How it should happen that any man could be tempted to venture upon such a project of government, may at first view appear surprising. But the fact is that opportunities very inviting to such an attempt have offered; and the scheme itself was not destitute of some arguments, not wholly unplausible, to recommend it. These opportunities and these arguments, the use that has been made of both, the plan for carrying this new scheme of government into execution, and the effects which it has produced, are, in my opinion, worthy of our serious consideration.

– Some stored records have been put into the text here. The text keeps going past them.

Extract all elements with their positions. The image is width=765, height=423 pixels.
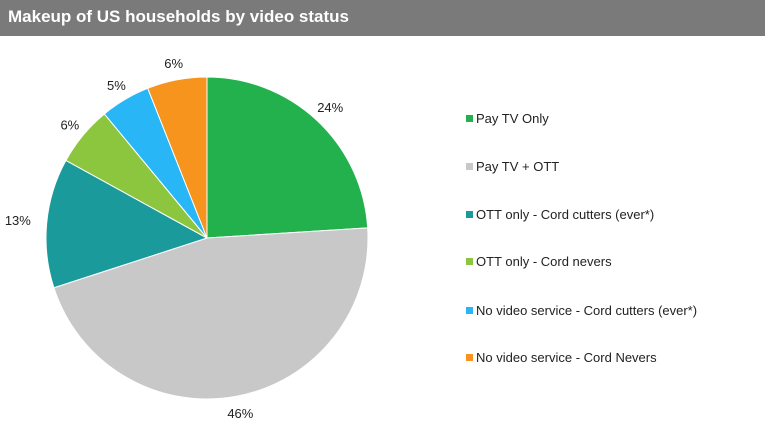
slice-label: 24%: [317, 100, 343, 115]
legend-item: Pay TV + OTT: [466, 158, 726, 175]
pie-slice: [206, 76, 369, 239]
legend-label: Pay TV + OTT: [476, 159, 560, 174]
slice-label: 6%: [60, 118, 79, 133]
legend-swatch: [466, 307, 473, 314]
pie-slice: [147, 76, 208, 239]
legend-label: OTT only - Cord cutters (ever*): [476, 207, 655, 222]
legend-label: No video service - Cord cutters (ever*): [476, 303, 698, 318]
slice-label: 5%: [107, 78, 126, 93]
legend-label: No video service - Cord Nevers: [476, 350, 657, 365]
legend-item: OTT only - Cord cutters (ever*): [466, 206, 726, 223]
chart-title: Makeup of US households by video status: [8, 7, 349, 26]
pie-chart: 24% 46% 13% 6% 5% 6%: [5, 56, 369, 421]
legend-swatch: [466, 115, 473, 122]
legend-swatch: [466, 211, 473, 218]
pie-slice: [53, 227, 369, 400]
slice-label: 6%: [164, 56, 183, 71]
title-bar: Makeup of US households by video status: [0, 0, 765, 36]
legend-item: No video service - Cord Nevers: [466, 349, 726, 366]
legend-swatch: [466, 258, 473, 265]
legend-item: Pay TV Only: [466, 110, 726, 127]
legend-swatch: [466, 354, 473, 361]
slice-label: 46%: [227, 406, 253, 421]
legend-label: Pay TV Only: [476, 111, 549, 126]
slice-label: 13%: [5, 213, 31, 228]
legend-label: OTT only - Cord nevers: [476, 254, 612, 269]
legend-swatch: [466, 163, 473, 170]
legend-item: No video service - Cord cutters (ever*): [466, 302, 716, 319]
pie-slice: [45, 159, 209, 289]
legend-item: OTT only - Cord nevers: [466, 253, 726, 270]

His Majesty came to the throne of these kingdoms with more advantages than any of his predecessors since the revolution. Fourth in descent, and third in succession of his royal family, even the zealots of hereditary right, in him, saw something to flatter their favorite prejudices; and to justify a transfer of their attachments, without a change in their principles. The person and cause of the Pretender were become contemptible; his title disowned throughout Europe; his party disbanded in England. His Majesty came, indeed, to the inheritance of a mighty war; but, victorious in every part of the globe, peace was always in his power, not to negotiate, but to dictate. No foreign habitudes or attachments withdrew him from the cultivation of his power at home. His revenue for the civil establishment, fixed (as it was then thought) at a large, but definite sum, was ample without being invidious. His influence, by additions from conquest, by an augmentation of debt, by an increase of military and naval establishment, much strengthened and extended. And coming to the throne in the prime and full vigor of youth, as from affection there was a strong dislike, so from dread there seemed to be a general averseness, from giving anything like offence to a monarch, against whose resentment opposition could not look for a refuge in any sort of reversionary hope.
These singular advantages inspired his Majesty only with a more ardent desire to preserve unimpaired the spirit of that national freedom, to which he owed a situation so full of glory. But to others it suggested sentiments of a very different nature. They thought they now beheld an opportunity (by a certain sort of statesmen never long undiscovered or unemployed) of drawing to themselves by the aggrandizement of a court faction, a degree of power which they could never hope to derive from natural influence or from honorable service; and which it was impossible they could hold with the least security, whilst the system of administration rested upon its former bottom. In order to facilitate the execution of their design, it was necessary to make many alterations in political arrangement, and a signal change in the opinions, habits, and connections of the greatest part of those who at that time acted in public.